In the museum, you can study the David M. Robinson Collection of Greek and Roman Antiquities, one of the finest collections in the United States. Covering the 1000-year period from 800 B.C. to around A.D. 300, the collection contains Greek and Roman sculpture, Greek decorated pottery, inscriptions, architectural fragments, inscribed Sumerian clay tablets, small artifacts in terracotta and bronze, Roman copies of Greek art works, ancient surgical instruments, and Greek and Roman coins.
Students and faculty can work together to identify relevant residenciesand internships to provide valuable work experience, professional networks, further application of skills learned at the university, and a stronger resume.
For those planning different career paths, the UM Office of Outreach’s formal Internship Experience program also assists students with internship placements in any career area of interest in Atlanta, New York City, and Washington D.C.
Art history majors have exciting opportunities to experience the art and architecture abroad.
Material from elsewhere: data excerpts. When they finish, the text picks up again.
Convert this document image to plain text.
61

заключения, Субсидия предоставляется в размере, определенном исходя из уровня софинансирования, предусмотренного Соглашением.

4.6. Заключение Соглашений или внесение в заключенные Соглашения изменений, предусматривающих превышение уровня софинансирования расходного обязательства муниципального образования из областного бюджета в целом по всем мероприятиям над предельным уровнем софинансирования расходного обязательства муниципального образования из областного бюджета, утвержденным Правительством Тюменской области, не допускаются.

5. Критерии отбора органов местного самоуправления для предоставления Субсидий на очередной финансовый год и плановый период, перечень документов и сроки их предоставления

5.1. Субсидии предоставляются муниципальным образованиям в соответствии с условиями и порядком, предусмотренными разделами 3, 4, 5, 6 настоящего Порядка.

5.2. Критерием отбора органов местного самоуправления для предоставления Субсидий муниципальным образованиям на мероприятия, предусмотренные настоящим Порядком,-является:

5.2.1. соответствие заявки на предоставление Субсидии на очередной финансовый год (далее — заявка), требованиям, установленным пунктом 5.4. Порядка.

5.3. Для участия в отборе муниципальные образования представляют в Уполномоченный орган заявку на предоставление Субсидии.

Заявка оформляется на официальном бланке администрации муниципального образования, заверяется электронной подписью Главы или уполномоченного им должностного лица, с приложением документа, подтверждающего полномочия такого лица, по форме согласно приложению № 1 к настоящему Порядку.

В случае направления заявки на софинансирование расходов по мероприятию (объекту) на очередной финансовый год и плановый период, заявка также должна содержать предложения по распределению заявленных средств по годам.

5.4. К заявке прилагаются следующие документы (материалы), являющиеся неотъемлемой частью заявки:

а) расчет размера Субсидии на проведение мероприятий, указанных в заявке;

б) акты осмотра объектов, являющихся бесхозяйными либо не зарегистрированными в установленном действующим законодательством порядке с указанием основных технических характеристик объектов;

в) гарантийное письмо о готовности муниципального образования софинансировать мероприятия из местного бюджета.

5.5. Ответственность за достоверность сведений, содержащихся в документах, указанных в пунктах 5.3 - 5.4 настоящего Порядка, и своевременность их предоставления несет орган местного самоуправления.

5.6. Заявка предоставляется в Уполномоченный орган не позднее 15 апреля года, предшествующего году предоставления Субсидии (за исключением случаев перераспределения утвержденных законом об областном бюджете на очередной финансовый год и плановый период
They can arrange their own study abroad experience through the Office of Study Abroad. Or, they can travel with UM faculty.
One possibility is the formal course titled Art on Location, where UM faculty can take a course of students to different locations around the US and abroad. For example, in the 2-week 2019 Winter Intersession, art historian Dr. Louise Arrizoli teamed up with a French professor to offer a study of art in Paris, France.